Puisque seule la fonte basale semble importante aujourd’hui, une moins grande importance a été mise sur les projections de bilan de masse en surface (BMS) de l’Antarctique (Seroussi et al., 2020). Alors que certaines études suggèrent d’ailleurs une potentielle augmentation générale due au réchauffement de l’atmosphère (ex., Medley et Thomas, 2019), d’autres indiquent une stabilité (ex., Monaghan et al., 2006) voire même une diminution (Kim et al., 2020; Mottram et al., 2020). Les raisons derrière ces changements récents de BMS restent peu comprises (Lenearts et al., 2019). Pourtant, le BMS a un effet direct sur les variations de niveau marin en déterminant la quantité de masse qui peut s’accumuler à la surface du continent (potentiel seul contributeur terrestre négatif à la hausse du niveau marin d’ici 2100) et un effet indirect sur la dynamique glaciaire en modifiant l’épaisseur des plateformes et de l’inlandsis continental.

Dans un contexte de changements climatiques, l’objectif de cette thèse est de mieux projeter l’évolution du BMS afin de réduire les incertitudes sur l’évolution du bilan de masse de l’Antarctique et étudier les processus qui entraînent des différences dans les projections d’ici 2100.

1. Méthode

Le bilan de masse en surface (soit la différence entre l’accumulation de masse sous forme de précipitations solides et liquides ou de déposition, et l’ablation sous forme de sublimation, d’érosion par le vent et de ruissellement d’eau de fonte) peut être calculé à partir de modèles climatiques spécialement développés pour les régions polaires.

En particulier, le Modèle Atmosphérique Régional (MAR) est souvent utilisé pour simuler les climats des inlandsis antarctiques (ex., Agosta et al., 2019) et groenlandais (ex., Fettweis et al., 2017). Ce modèle est basé sur l’approximation hydrostatique et résout des équations de conservations de cinq hydrométéores (neige, cristaux de glace, pluie, gouttelettes d’eau, humidité spécifique) ainsi que le nombre de cristaux de glace dans l’atmosphère (Gallée, 1995; Massager et al., 2004).
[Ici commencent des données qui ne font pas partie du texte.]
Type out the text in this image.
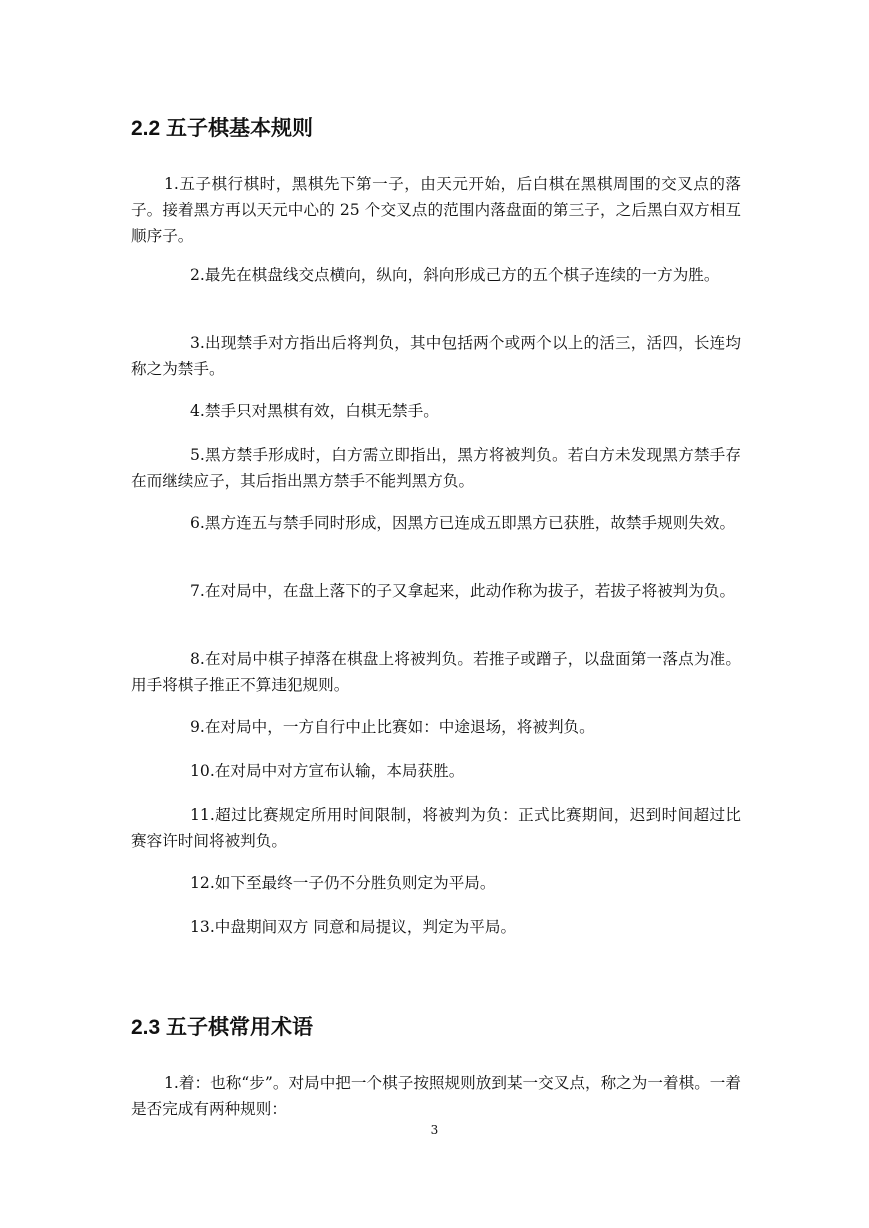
2.2 五子棋基本规则

1.五子棋行棋时，黑棋先下第一子，由天元开始，后白棋在黑棋周围的交叉点的落子。接着黑方再以天元中心的 25 个交叉点的范围内落盘面的第三子，之后黑白双方相互顺序子。

2.最先在棋盘线交点横向，纵向，斜向形成己方的五个棋子连续的一方为胜。

3.出现禁手对方指出后将判负，其中包括两个或两个以上的活三，活四，长连均称之为禁手。

4.禁手只对黑棋有效，白棋无禁手。

5.黑方禁手形成时，白方需立即指出，黑方将被判负。若白方未发现黑方禁手存在而继续应子，其后指出黑方禁手不能判黑方负。

6.黑方连五与禁手同时形成，因黑方已连成五即黑方已获胜，故禁手规则失效。

7.在对局中，在盘上落下的子又拿起来，此动作称为拔子，若拔子将被判为负。

8.在对局中棋子掉落在棋盘上将被判负。若推子或蹭子，以盘面第一落点为准。用手将棋子推正不算违犯规则。

9.在对局中，一方自行中止比赛如：中途退场，将被判负。

10.在对局中对方宣布认输，本局获胜。

11.超过比赛规定所用时间限制，将被判为负：正式比赛期间，迟到时间超过比赛容许时间将被判负。

12.如下至最终一子仍不分胜负则定为平局。

13.中盘期间双方 同意和局提议，判定为平局。

2.3 五子棋常用术语

1.着：也称“步”。对局中把一个棋子按照规则放到某一交叉点，称之为一着棋。一着是否完成有两种规则：

3
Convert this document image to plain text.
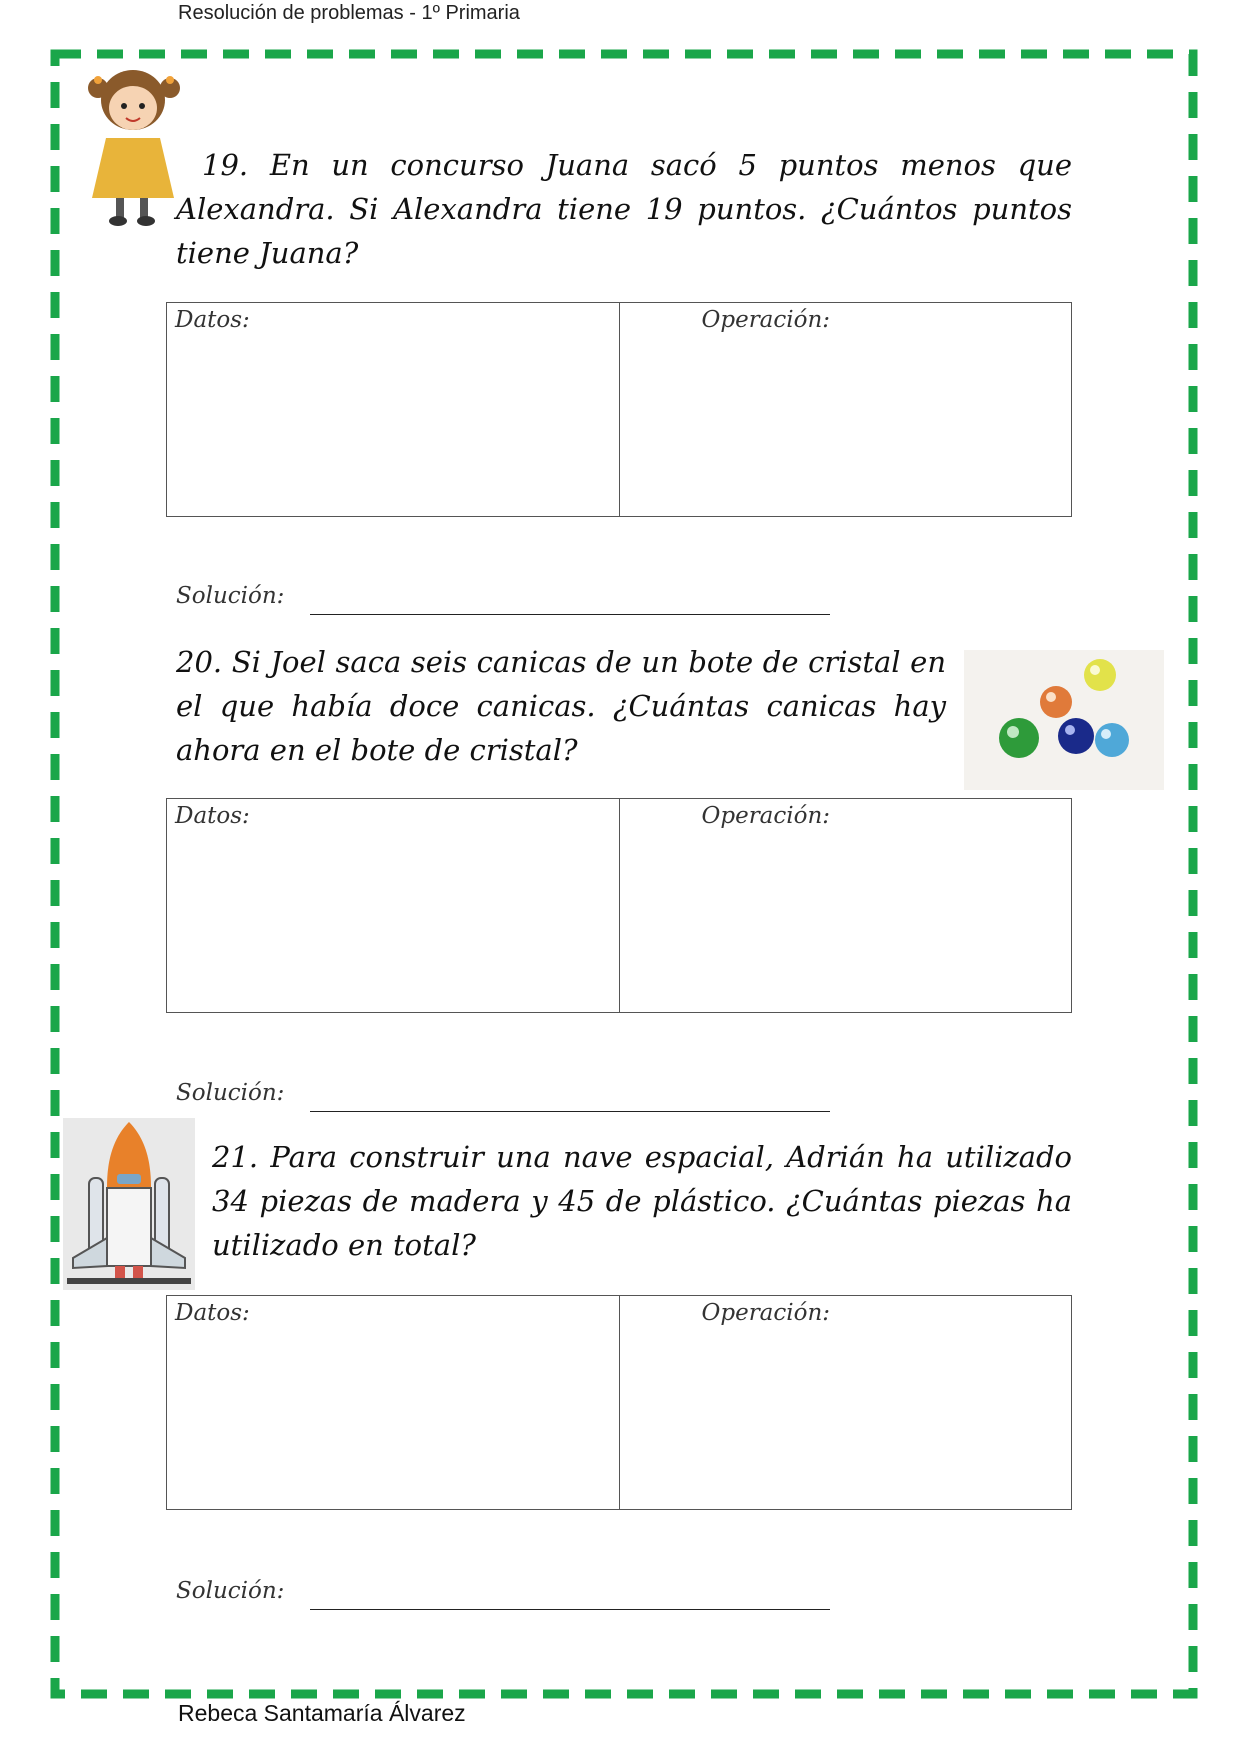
Resolución de problemas - 1º Primaria
19. En un concurso Juana sacó 5 puntos menos que Alexandra. Si Alexandra tiene 19 puntos. ¿Cuántos puntos tiene Juana?
Datos:	Operación:
Solución:
20. Si Joel saca seis canicas de un bote de cristal en el que había doce canicas. ¿Cuántas canicas hay ahora en el bote de cristal?
Datos:	Operación:
Solución:
21. Para construir una nave espacial, Adrián ha utilizado 34 piezas de madera y 45 de plástico. ¿Cuántas piezas ha utilizado en total?
Datos:	Operación:
Solución:
Rebeca Santamaría Álvarez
Grâce à son schéma de surface, MAR peut représenter les interactions entre l’atmosphère et la surface. Une grande attention a été accordée à la modélisation des propriétés de la neige et de la glace (albédo, température, contenu en eau liquide, épaisseur des couches,...). Les lecteurs souhaitant en savoir davantage à propos du modèle MAR peuvent consulter Kittel (2021) où une description détaillée du modèle est présentée, ainsi qu’une évaluation complète du climat simulé en Antarctique. Les résultats présentés ci-dessous utilisent la version 3.11 du modèle MAR, à une résolution de 35 km. Cette résolution est plus haute que la plupart des simulations globales mais conserve un temps raisonnable de calcul pour effectuer des projections à l’horizon 2100.

MAR est un modèle régional, c’est-à-dire qu’il doit être forcé à ses frontières par des champs à grande échelle (réanalyses ou modèles de climat global). Toutes les 6 h, on prescrit à ses frontières atmosphériques latérales la pression, le vent, l’humidité spécifique et la température, à la surface de l’océan la température de l’océan et la concentration en glace de mer et enfin au sommet de l’atmosphère la température et le vent.

Afin de projeter le climat en Antarctique d’ici 2100, les modèles suivants ont été choisis comme forçage aux frontières de MAR : ACCESS1.3, NorESM1-M qui sont deux modèles issus de CMIP5 (5ème phase du Coupled Model Intercomparison Project) et CNRM-CM6-1, CESM2 qui sont issus de la phase 6 (CMIP6). Ce choix a été guidé d’une part par la disponibilité des forçages pour MAR et leur représentation correcte du climat autour de l’Antarctique tout en permettant une diversification des réchauffements dans le cadre des scénarios d’émission RCP8.5 pour CMIP5 et SSP585 pour CMIP6. Une comparaison des simulations MAR forcés par ces modèles sur le climat présent avec une simulation MAR de référence est disponible dans Kittel et al. (2021) et montrent que ces simulations représentent très bien le climat actuel de l’Antarctique ainsi que son BMS.

2. Résultats

Nos projections du BMS en Antarctique suggèrent une augmentation d’ici la fin de la fin du 21ème siècle. Les simulations MAR projettent une augmentation totale (continent et plateformes inclus) de +257 Gt an−1 pour MAR (CNRM-CM6-1) et +505 Gt yr−1 pour MAR (CESM2) entre 2071-2100 comparé à 1980-2010. Néanmoins, utiliser des valeurs intégrées sur tout l’Antarctique masque des trajectoires divergentes entre les plateformes et le reste du continent (figures 1 et 2).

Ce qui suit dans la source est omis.